Siddamma, Sharifunissa, Malathi, Binapani - whether they were from the north, south, east or west of India, whether they spoke in Hindi, Tamil, Telugu, Kannada or Malayalam (the court offered simultaneous translations to the audience), whether they were educated or illiterate - all had similar tales of losing a daughter or sister to dowry, with the perpetrator invariably going unpunished because there was no "evidence".
This silence, this failure to speak up collectively as a community and nation against brutal murders of women in our midst, is what this 'court' process seeks to fight. It brought private testimonies into the public sphere, in the presence of experts (judges, activists, academics and bureaucrats) who served as the 'jury' and offered suggestions for alternative mechanisms that could impart more dignity to women's lives.
One of the testimonies was from a qualified medical practitioner from Delhi, Dr Mithu Khurana. Assaulted, starved and tortured because she refused to abort her female fetuses, Dr Mithu wrote to the prime minister and sent e-mails to high-placed officials, only to be faced with dire threats if she did not withdraw her complaints. This is the reality that cuts across lines of class, caste, religion and economic background.
Six round-table groups, organized by Vimochana, an activists' group of Bangalore along with 40 other NGOs, discussed different aspects of dowry and related violence at a day-long pre-court sitting on July 27, and offered suggestions for action at the personal and community levels. Among the suggestions made were the need to teach sons to respect sisters and wives, promote networking among women to garner group strength (such as the 'cike'-tradition), use new community initiatives like 'nari adalats' (women's courts at the local level) to promote gender justice, and boycott weddings where dowries were paid.
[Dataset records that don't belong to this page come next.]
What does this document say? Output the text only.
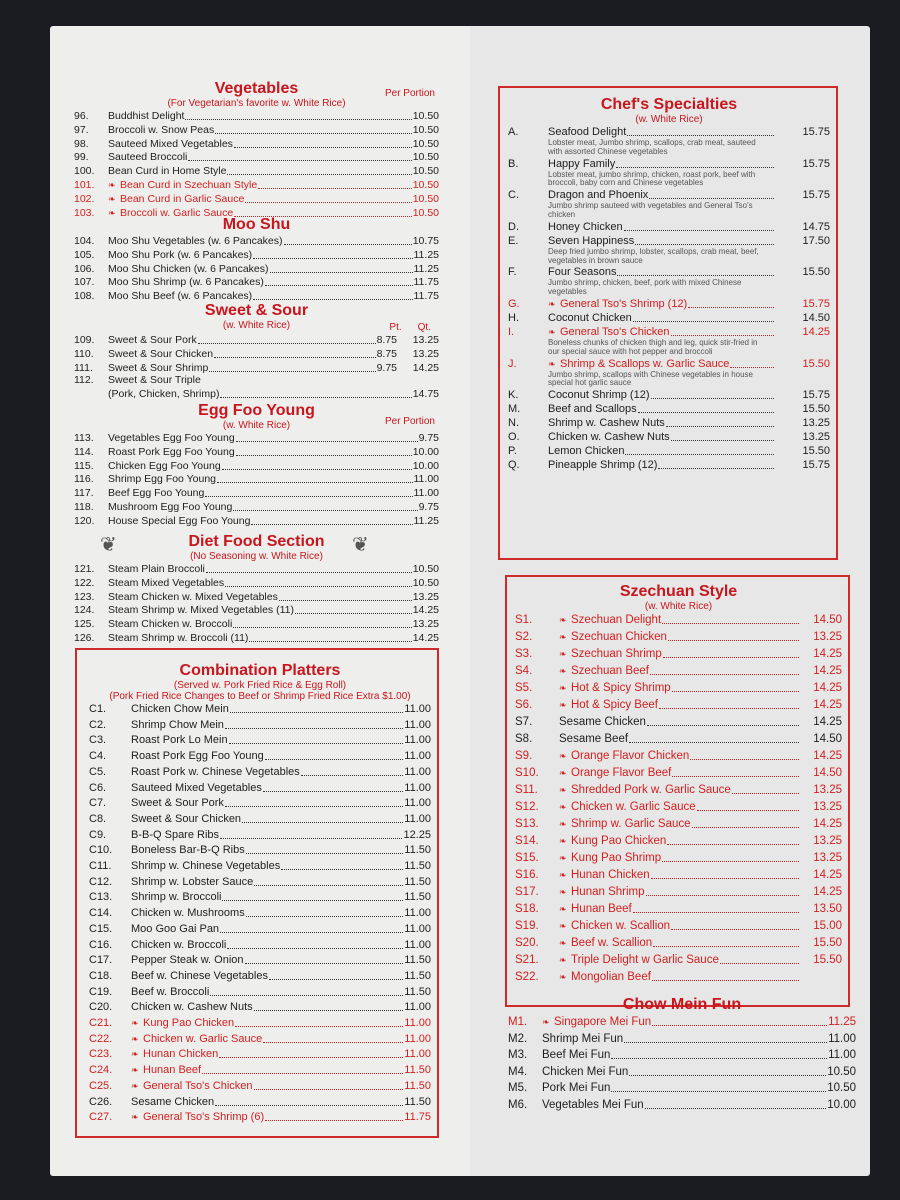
Vegetables
(For Vegetarian's favorite w. White Rice)
Per Portion
96.	Buddhist Delight	10.50
97.	Broccoli w. Snow Peas	10.50
98.	Sauteed Mixed Vegetables	10.50
99.	Sauteed Broccoli	10.50
100.	Bean Curd in Home Style	10.50
101.	❧ Bean Curd in Szechuan Style	10.50
102.	❧ Bean Curd in Garlic Sauce	10.50
103.	❧ Broccoli w. Garlic Sauce	10.50
Moo Shu
104.	Moo Shu Vegetables (w. 6 Pancakes)	10.75
105.	Moo Shu Pork (w. 6 Pancakes)	11.25
106.	Moo Shu Chicken (w. 6 Pancakes)	11.25
107.	Moo Shu Shrimp (w. 6 Pancakes)	11.75
108.	Moo Shu Beef (w. 6 Pancakes)	11.75
Sweet & Sour
(w. White Rice)	Pt. Qt.
109.	Sweet & Sour Pork	8.75	13.25
110.	Sweet & Sour Chicken	8.75	13.25
111.	Sweet & Sour Shrimp	9.75	14.25
112.	Sweet & Sour Triple
(Pork, Chicken, Shrimp)	14.75
Egg Foo Young
(w. White Rice)	Per Portion
113.	Vegetables Egg Foo Young	9.75
114.	Roast Pork Egg Foo Young	10.00
115.	Chicken Egg Foo Young	10.00
116.	Shrimp Egg Foo Young	11.00
117.	Beef Egg Foo Young	11.00
118.	Mushroom Egg Foo Young	9.75
120.	House Special Egg Foo Young	11.25
❦	❦
Diet Food Section
(No Seasoning w. White Rice)
121.	Steam Plain Broccoli	10.50
122.	Steam Mixed Vegetables	10.50
123.	Steam Chicken w. Mixed Vegetables	13.25
124.	Steam Shrimp w. Mixed Vegetables (11)	14.25
125.	Steam Chicken w. Broccoli	13.25
126.	Steam Shrimp w. Broccoli (11)	14.25
Combination Platters
(Served w. Pork Fried Rice & Egg Roll)
(Pork Fried Rice Changes to Beef or Shrimp Fried Rice Extra $1.00)
C1.	Chicken Chow Mein	11.00
C2.	Shrimp Chow Mein	11.00
C3.	Roast Pork Lo Mein	11.00
C4.	Roast Pork Egg Foo Young	11.00
C5.	Roast Pork w. Chinese Vegetables	11.00
C6.	Sauteed Mixed Vegetables	11.00
C7.	Sweet & Sour Pork	11.00
C8.	Sweet & Sour Chicken	11.00
C9.	B-B-Q Spare Ribs	12.25
C10.	Boneless Bar-B-Q Ribs	11.50
C11.	Shrimp w. Chinese Vegetables	11.50
C12.	Shrimp w. Lobster Sauce	11.50
C13.	Shrimp w. Broccoli	11.50
C14.	Chicken w. Mushrooms	11.00
C15.	Moo Goo Gai Pan	11.00
C16.	Chicken w. Broccoli	11.00
C17.	Pepper Steak w. Onion	11.50
C18.	Beef w. Chinese Vegetables	11.50
C19.	Beef w. Broccoli	11.50
C20.	Chicken w. Cashew Nuts	11.00
C21.	❧ Kung Pao Chicken	11.00
C22.	❧ Chicken w. Garlic Sauce	11.00
C23.	❧ Hunan Chicken	11.00
C24.	❧ Hunan Beef	11.50
C25.	❧ General Tso's Chicken	11.50
C26.	Sesame Chicken	11.50
C27.	❧ General Tso's Shrimp (6)	11.75
Chef's Specialties
(w. White Rice)
A.	Seafood Delight	15.75
Lobster meat, Jumbo shrimp, scallops, crab meat, sauteed with assorted Chinese vegetables
B.	Happy Family	15.75
Lobster meat, jumbo shrimp, chicken, roast pork, beef with broccoli, baby corn and Chinese vegetables
C.	Dragon and Phoenix	15.75
Jumbo shrimp sauteed with vegetables and General Tso's chicken
D.	Honey Chicken	14.75
E.	Seven Happiness	17.50
Deep fried jumbo shrimp, lobster, scallops, crab meat, beef, vegetables in brown sauce
F.	Four Seasons	15.50
Jumbo shrimp, chicken, beef, pork with mixed Chinese vegetables
G.	❧ General Tso's Shrimp (12)	15.75
H.	Coconut Chicken	14.50
I.	❧ General Tso's Chicken	14.25
Boneless chunks of chicken thigh and leg, quick stir-fried in our special sauce with hot pepper and broccoli
J.	❧ Shrimp & Scallops w. Garlic Sauce	15.50
Jumbo shrimp, scallops with Chinese vegetables in house special hot garlic sauce
K.	Coconut Shrimp (12)	15.75
M.	Beef and Scallops	15.50
N.	Shrimp w. Cashew Nuts	13.25
O.	Chicken w. Cashew Nuts	13.25
P.	Lemon Chicken	15.50
Q.	Pineapple Shrimp (12)	15.75
Szechuan Style
(w. White Rice)
S1.	❧ Szechuan Delight	14.50
S2.	❧ Szechuan Chicken	13.25
S3.	❧ Szechuan Shrimp	14.25
S4.	❧ Szechuan Beef	14.25
S5.	❧ Hot & Spicy Shrimp	14.25
S6.	❧ Hot & Spicy Beef	14.25
S7.	Sesame Chicken	14.25
S8.	Sesame Beef	14.50
S9.	❧ Orange Flavor Chicken	14.25
S10.	❧ Orange Flavor Beef	14.50
S11.	❧ Shredded Pork w. Garlic Sauce	13.25
S12.	❧ Chicken w. Garlic Sauce	13.25
S13.	❧ Shrimp w. Garlic Sauce	14.25
S14.	❧ Kung Pao Chicken	13.25
S15.	❧ Kung Pao Shrimp	13.25
S16.	❧ Hunan Chicken	14.25
S17.	❧ Hunan Shrimp	14.25
S18.	❧ Hunan Beef	13.50
S19.	❧ Chicken w. Scallion	15.00
S20.	❧ Beef w. Scallion	15.50
S21.	❧ Triple Delight w Garlic Sauce	15.50
S22.	❧ Mongolian Beef
Chow Mein Fun
M1.	❧ Singapore Mei Fun	11.25
M2.	Shrimp Mei Fun	11.00
M3.	Beef Mei Fun	11.00
M4.	Chicken Mei Fun	10.50
M5.	Pork Mei Fun	10.50
M6.	Vegetables Mei Fun	10.00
Justice V.R. Krishna Iyer, nonagenarian activist and former Supreme Court judge, went to the extent of suggesting that July 28 should be declared a "national day of the death sentence on dowry", while a number of young men stood up to promise that they would not take a dowry or attend marriages where dowry was demanded. But as the jury pointed out, dowry is but a symbol of a larger malaise, a pattern of marriage where the woman's contribution to the family and society is seen as so worthless that the men have to be "compensated" for marrying them.
The testimonies included accounts by some gutsy young women in their twenties and thirties, who described how they resisted and survived dowry harassment and made new lives for themselves. These examples could encourage other young women to stand up against practices that demean them as human beings or measure them in terms of cars, scooters, refrigerators, TV sets, or hard cash.